No entanto, os dados divulgados desde a última reunião do conselho mostraram sinais convincentes de arrefecimento dos preços, com o IPCA de maio desacelerando muito mais do que o esperado, enquanto as expectativas de inflação no boletim semanal Focus diminuíram. O desenvolvimento subseqüentemente aumentou as apostas entre os economistas de que o BC em breve iniciará um ciclo de corte de juros, possivelmente já na próxima reunião.

“Dada a queda acelerada da inflação, que colocou a taxa de 12 meses na faixa superior da meta, a probabilidade de corte de juros para este ano é crescente, embora o ciclo de flexibilização deva ser amenizado para que o banco central saia da a porta se abre para que possamos ver e esperar conforme as condições se desenvolvam”, disse Alfredo Coutiño, diretor da Moody’s Analytics para a América Latina.

Vinte dos 40 especialistas que responderam a uma pergunta complementar da Reuters disseram que o primeiro corte do banco central nos custos de empréstimos ocorreria em agosto. Destes, 13 esperam redução de 0,25 ponto percentual e três esperam reajuste mais intenso de 0,50 ponto. Três outros entrevistados não especificaram o tamanho do lançamento, enquanto um disse que foi dividido igualmente entre 0,25 e 0,50 pontos.

Parcela significativa dos economistas ouvidos pela pergunta complementar, 16 de 40, espera um corte um pouco mais tarde, na reunião do Copom de setembro.

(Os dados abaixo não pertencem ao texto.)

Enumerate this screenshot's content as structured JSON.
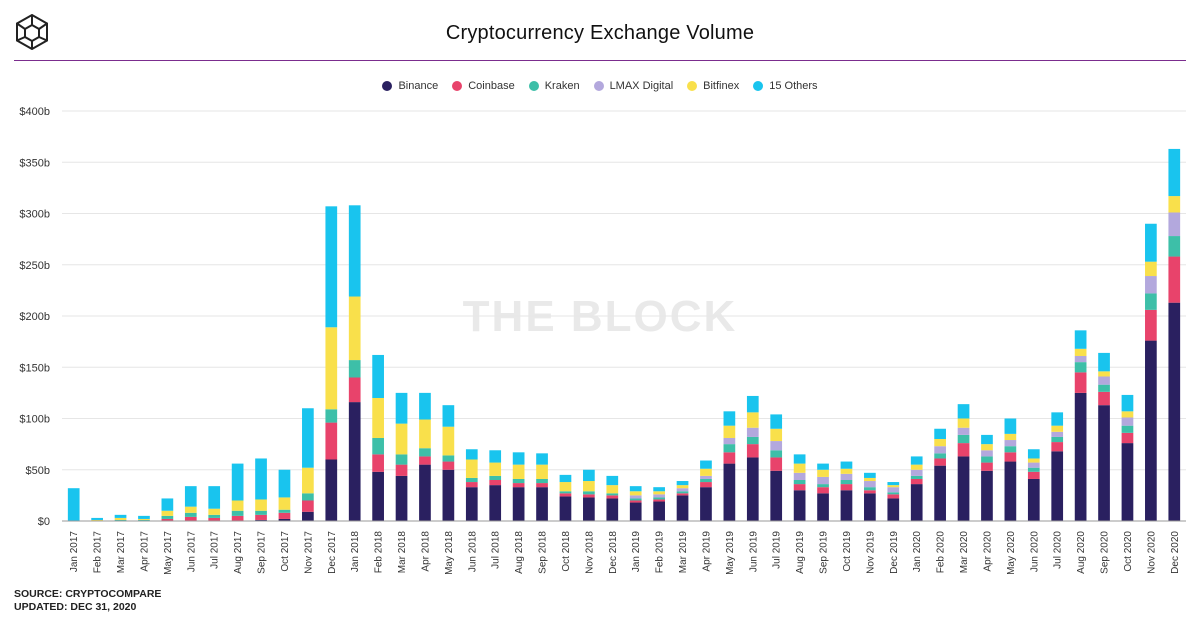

Nove deles esperam queda dos juros em 0,50 ponto percentual, seis apostam em queda de 0,25 ponto e um não indicou a intensidade do movimento.

“A nosso ver, o alívio das pressões inflacionárias e uma decisão prudente sobre o regime de metas de inflação permitirão ao Copom antecipar o ciclo de flexibilização e cortar a taxa básica de juros em 25 pontos base em setembro, seguido de dois cortes de 50 pontos base. pontos, um em novembro e outro em dezembro, levando a taxa Selic a 12,50% ao final de 2023″, disse Mário Mesquita, economista-chefe do Itaú (BVMF: ).

A próxima decisão de política monetária do BC ocorre cerca de uma semana antes da reunião em que o Conselho Monetário Nacional (CMN) deve definir a meta de inflação para 2026. BC Roberto Campos Neto, o mercado especulava sobre a possibilidade de o CMN determinar que o BC persiga uma meta de inflação sem data definida. Atualmente, a autoarquia trabalha com uma meta por ano civil.

O centro da meta oficial para a inflação em 2023 é de 3,25% e para 2024 é de 3,00%, cada vez com uma faixa de tolerância de 1,5 ponto percentual para mais ou para menos.

Entre os fatores que podem influenciar futuras decisões de política monetária, alguns participantes do mercado também apontaram a melhora da perspectiva do rating do Brasil pela agência S&P de “estável” para “positiva”.

“A decisão da S&P também pode ajudar a ancorar novamente as expectativas de inflação e fortalecer ainda mais o argumento para cortes de juros anteriores”, disse o Citi em nota aos clientes.

A expectativa média dos economistas ouvidos pela Reuters até o final de 2023 é de que a Selic permaneça em 12,25% ao ano. A projeção para o final de 2024 é de taxa de juros de 9,50%. As projeções diferem um pouco das estimativas do último boletim Focus, que calculava a taxa Selic em 12,50% no final deste ano e em 10,00% no final do ano que vem.